Beethoven cover FINAL VERSION

The Strad Issue: June 2019 
Description: Cellist brings a marvellous spontaneity to Beethoven’s sonatas
Musicians: Leonard Elschenbroich (cello) Alexei Grynyuk (piano)
Works: BEETHOVEN Cello Sonatas nos.1–5; Horn Sonata op.17 (arr. for cello)
Catalogue Number: ONYX 4196 (2CDs)

Not unreasonably with a modern Steinway for company, Leonard Elschenbroich pitches the sound of his Beethoven in the early Romantic era, around the time of Schubert’s Arpeggione Sonata.

Portamento and rubato are his friends, warming and stretching Beethoven’s often-experimental writing for the cello while catching the spontaneity and craziness of the two early sonatas. He’s even more at home in the mid-period masterpiece that is op.69, never sounding more like a gregarious neighbour to the ‘Emperor’ Concerto than here.

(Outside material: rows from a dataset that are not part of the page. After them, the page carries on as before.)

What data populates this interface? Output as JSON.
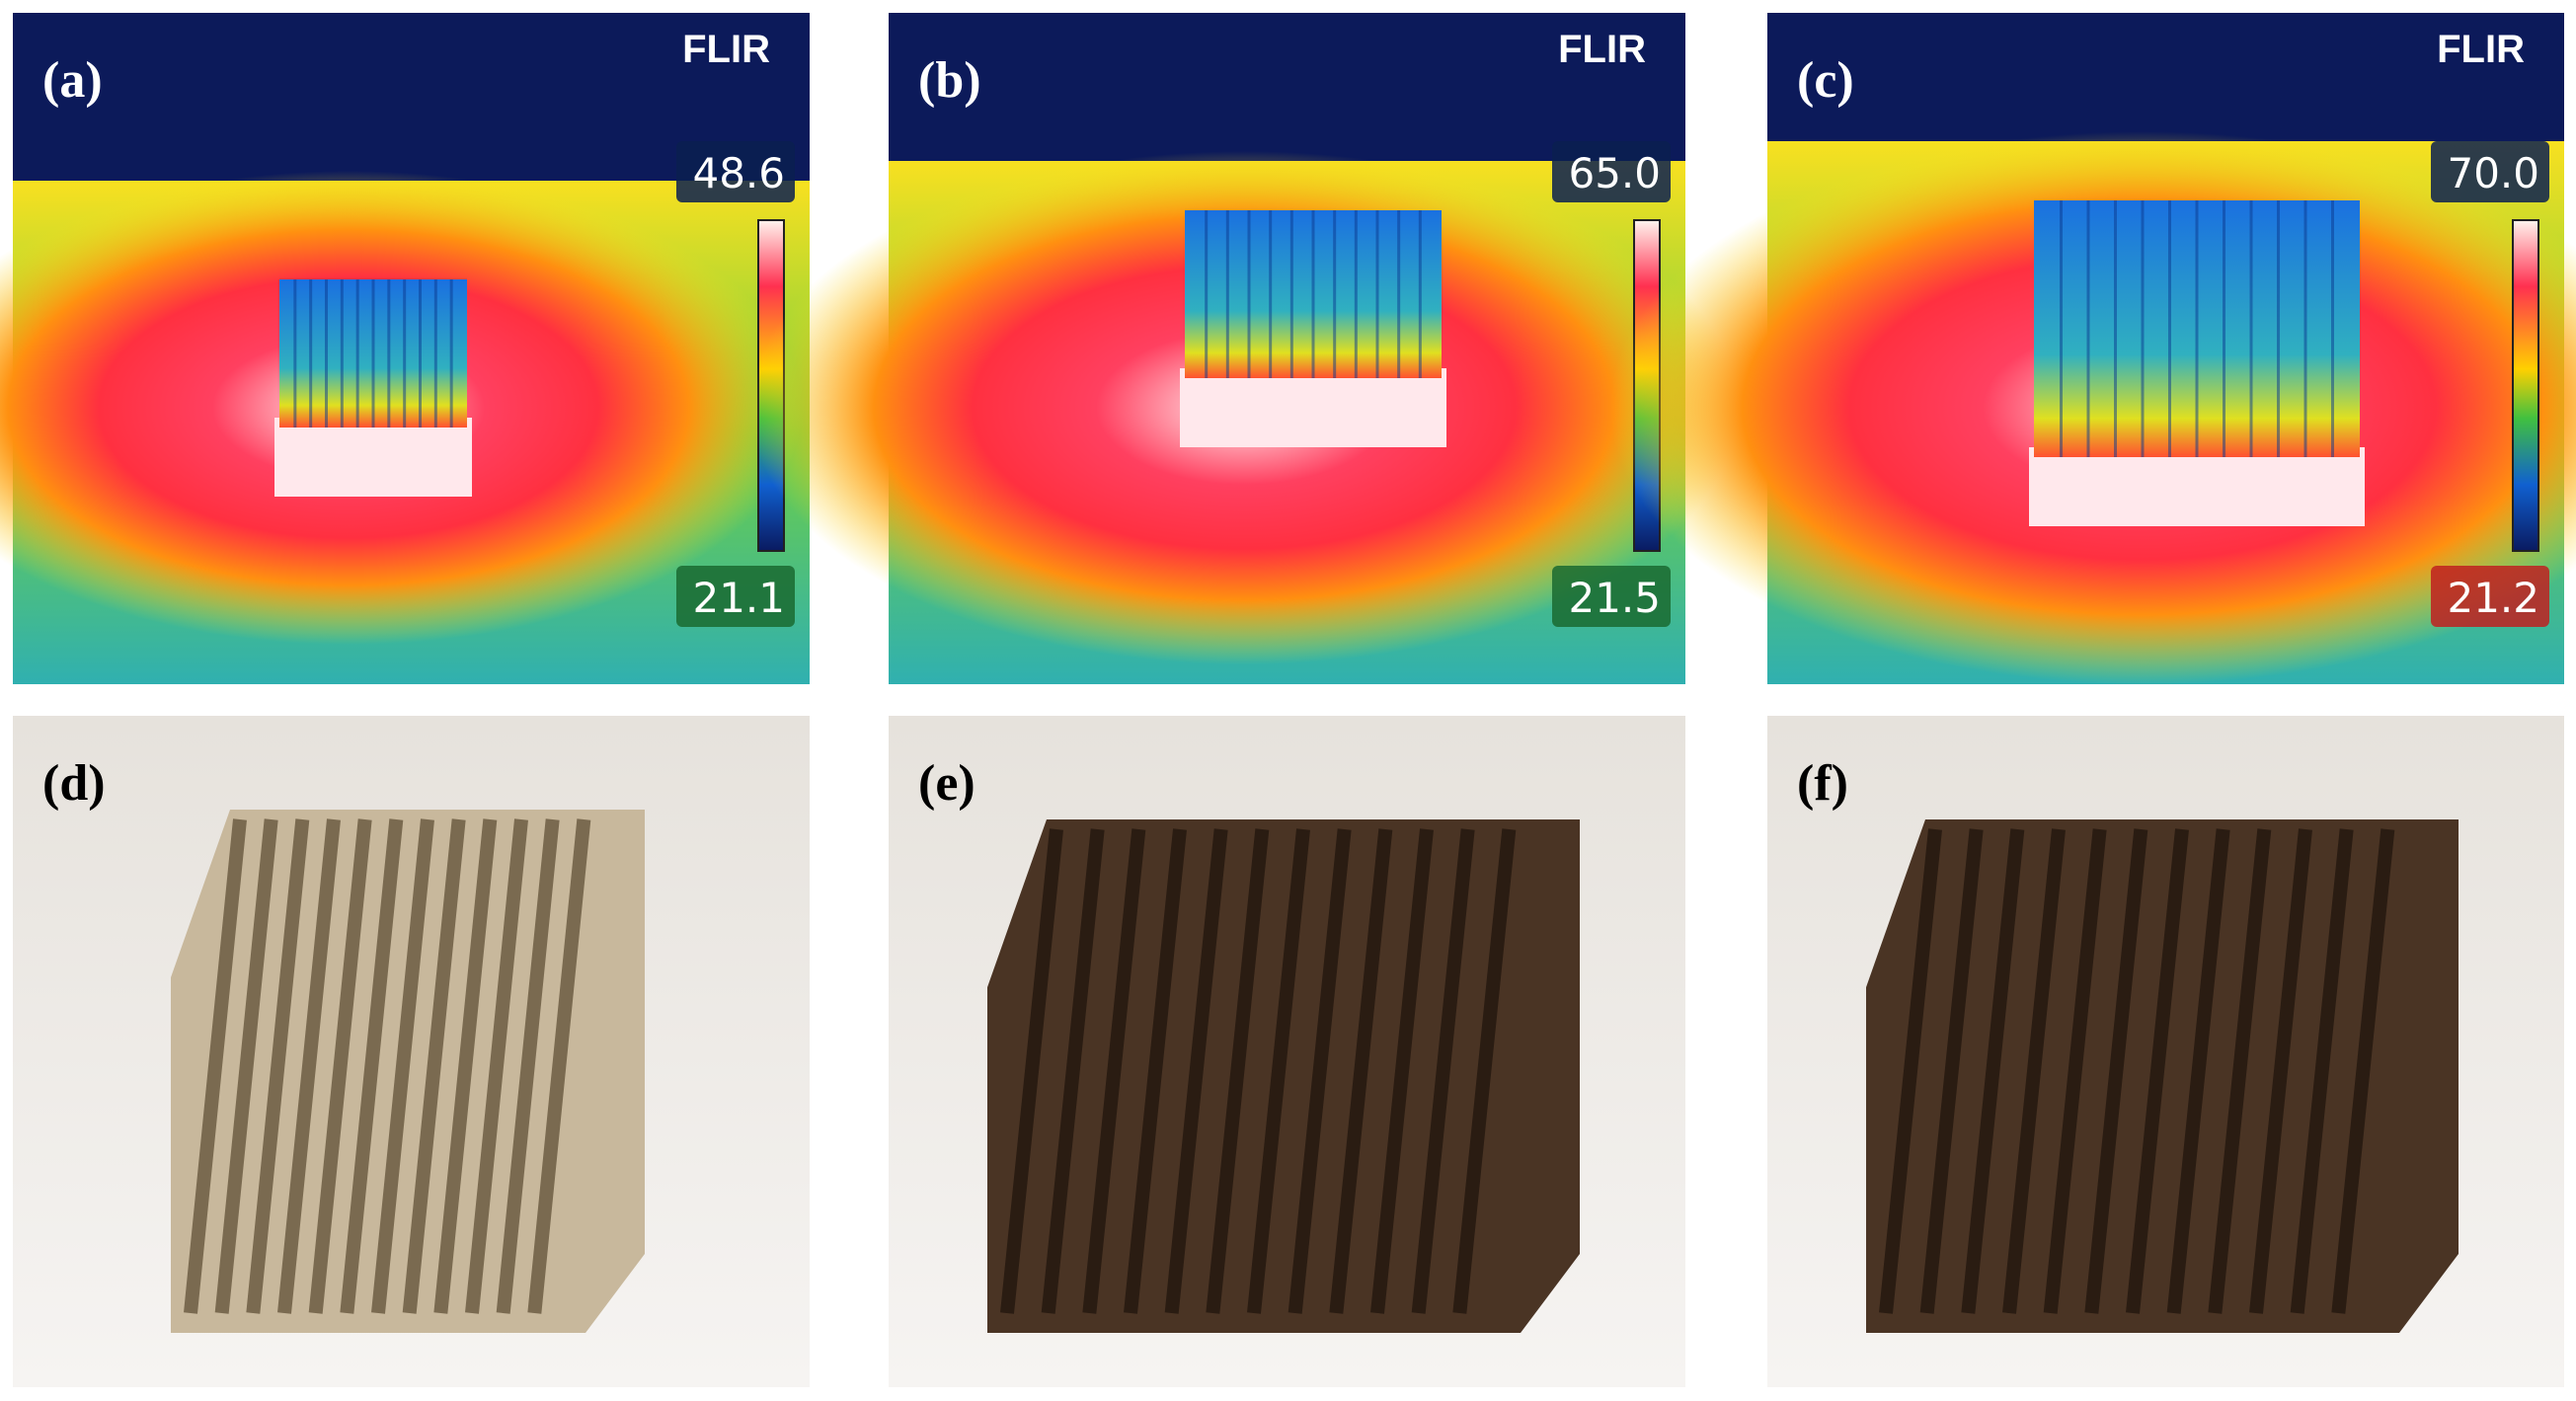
{
  "panels": [
    {
      "label": "(a)",
      "brand": "FLIR",
      "scale_max": "48.6",
      "scale_min": "21.1"
    },
    {
      "label": "(b)",
      "brand": "FLIR",
      "scale_max": "65.0",
      "scale_min": "21.5"
    },
    {
      "label": "(c)",
      "brand": "FLIR",
      "scale_max": "70.0",
      "scale_min": "21.2"
    },
    {
      "label": "(d)"
    },
    {
      "label": "(e)"
    },
    {
      "label": "(f)"
    }
  ]
}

The last two sonatas are pitched much lower in the instrument, and Elschenbroich occasionally struggles (he’s hardly alone) to match the boisterous humour of the piano however sympathetic the recorded balance. However, he brings to op.102 no.2 a fierce, questing intelligence that stands up to distinguished colleagues past and present.

At least until the grave hymn at the heart of his last sonata for the instrument, Beethoven was apparently so averse to writing slow music for solo cello that performers and listeners must cherish what they have, in the epigrammatic introductions to the early sonatas, and elsewhere fall into the slipstream of his boisterous rondos; I very much enjoy how Elschenbroich and Grynyuk never hurry Beethoven along but meet him on his own terms.

Their bonus is welcome and imaginative: not the usual variation sets but the composer’s own arrangement of the early Horn Sonata.